Haven’t read the earlier part of the story? Visit Part 1 and Part 2!

The White Star Line that owned the Titanic paid Marcelle’s passage to America on the Oceanic, so that she could personally claim her children. There was some suspicion of whether Marcelle was truly their mother. However, when Madame Navratil arrived on May 16, New York was impressed.

 

Marcelle Navratil was 21 years old, Italian, “and as pretty as the two children whom even the sea spared,” the papers wrote. “She is rather slender, lithe and graceful, with a wealth of lustrous black hair, big brown eyes, and a complexion of peach-bloom. She wore deep morning, and dark shadows under her eyes told of many days and nights of yearning she had spent for her children since first she learned of their fate and came to recover them in a strange land.”

Marcelle Navratil

 

The reporters learned Marcelle had socialized very little on her voyage, except with one American woman who spoke fluent French. She had been consumed with worry that her young sons would not recognize her.

Madame Navratil was detained only a short time by customs formalities about her baggage she had only two pieces, a small suitcase and a little valise. Her reunion with the children was picturesque. The door was flung open and the boys’ reaction showed she was indeed their mother. “Mes enfants!” she cried. “Mes petits.”

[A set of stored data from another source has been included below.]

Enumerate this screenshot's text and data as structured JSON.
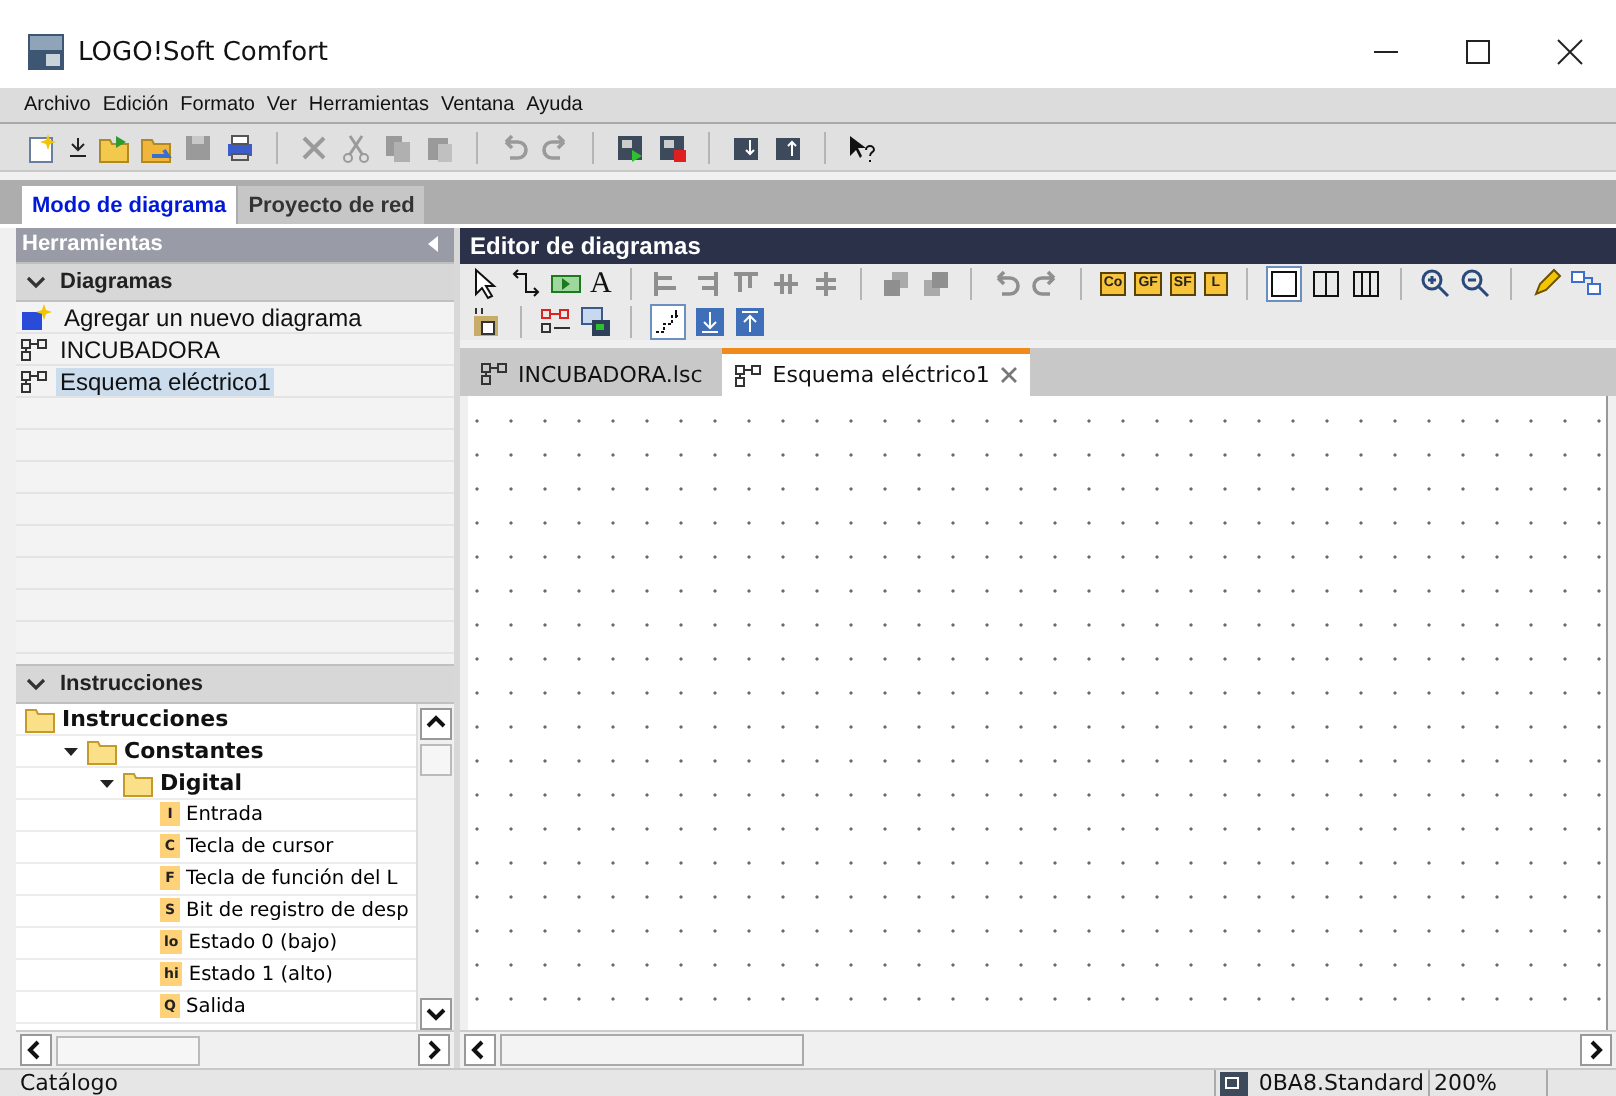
{
  "window": {
    "title": "LOGO!Soft Comfort"
  },
  "menu": [
    "Archivo",
    "Edición",
    "Formato",
    "Ver",
    "Herramientas",
    "Ventana",
    "Ayuda"
  ],
  "mode_tabs": [
    {
      "label": "Modo de diagrama",
      "selected": true
    },
    {
      "label": "Proyecto de red",
      "selected": false
    }
  ],
  "tools_panel": {
    "title": "Herramientas",
    "diagrams": {
      "title": "Diagramas",
      "expanded": true,
      "items": [
        {
          "kind": "add",
          "label": "Agregar un nuevo diagrama",
          "selected": false
        },
        {
          "kind": "diagram",
          "label": "INCUBADORA",
          "selected": false
        },
        {
          "kind": "diagram",
          "label": "Esquema eléctrico1",
          "selected": true
        }
      ]
    },
    "instructions": {
      "title": "Instrucciones",
      "expanded": true,
      "tree": [
        {
          "label": "Instrucciones",
          "children": [
            {
              "label": "Constantes",
              "expanded": true,
              "children": [
                {
                  "label": "Digital",
                  "expanded": true,
                  "children": [
                    {
                      "badge": "I",
                      "label": "Entrada"
                    },
                    {
                      "badge": "C",
                      "label": "Tecla de cursor"
                    },
                    {
                      "badge": "F",
                      "label": "Tecla de función del L"
                    },
                    {
                      "badge": "S",
                      "label": "Bit de registro de desp"
                    },
                    {
                      "badge": "lo",
                      "label": "Estado 0 (bajo)"
                    },
                    {
                      "badge": "hi",
                      "label": "Estado 1 (alto)"
                    },
                    {
                      "badge": "Q",
                      "label": "Salida"
                    }
                  ]
                }
              ]
            }
          ]
        }
      ]
    }
  },
  "editor": {
    "title": "Editor de diagramas",
    "text_tool": "A",
    "block_buttons": [
      "Co",
      "GF",
      "SF",
      "L"
    ],
    "tabs": [
      {
        "label": "INCUBADORA.lsc",
        "selected": false,
        "closable": false
      },
      {
        "label": "Esquema eléctrico1",
        "selected": true,
        "closable": true
      }
    ]
  },
  "status_bar": {
    "left": "Catálogo",
    "device": "0BA8.Standard",
    "zoom": "200%"
  }
}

Michel was sitting in the corner of the window seat, with a big pictured alphabet book in his lap. The little one was scrambling over the floor awkwardly trying to piece together a puzzle picture, and crowing contentedly to himself the while in a language no one else could understand. “A growing wonder spread across over the already serious little face of the bigger boy, while the little one, stared in wide-eyed bewilderment at the figure in the doorway.”

Edmond

 

Edmond let out one long wail and ran with tiny outstretched arms to his mother. The mother was trembling with sobs and she ran forward and picked up her boys. Little Edmond cried, “Oh Maman! Oh Maman!” As if his heart would break, while Michel cried softly. Madame Navratil and her two boys were left alone in the room for nearly an hour.

Later, Madame Navratil declared to “la presse” that she had not asked the children a single word about their experience on shipboard or thereafter, nor about their father, who had parted with them on the titanic and gone to his death with the ship. “I do not want them to think about that,” she said. “They must be only happy from now on—only happy; no more distress.”

The White Star Line paid for their passage home to Nice, France at the end of May.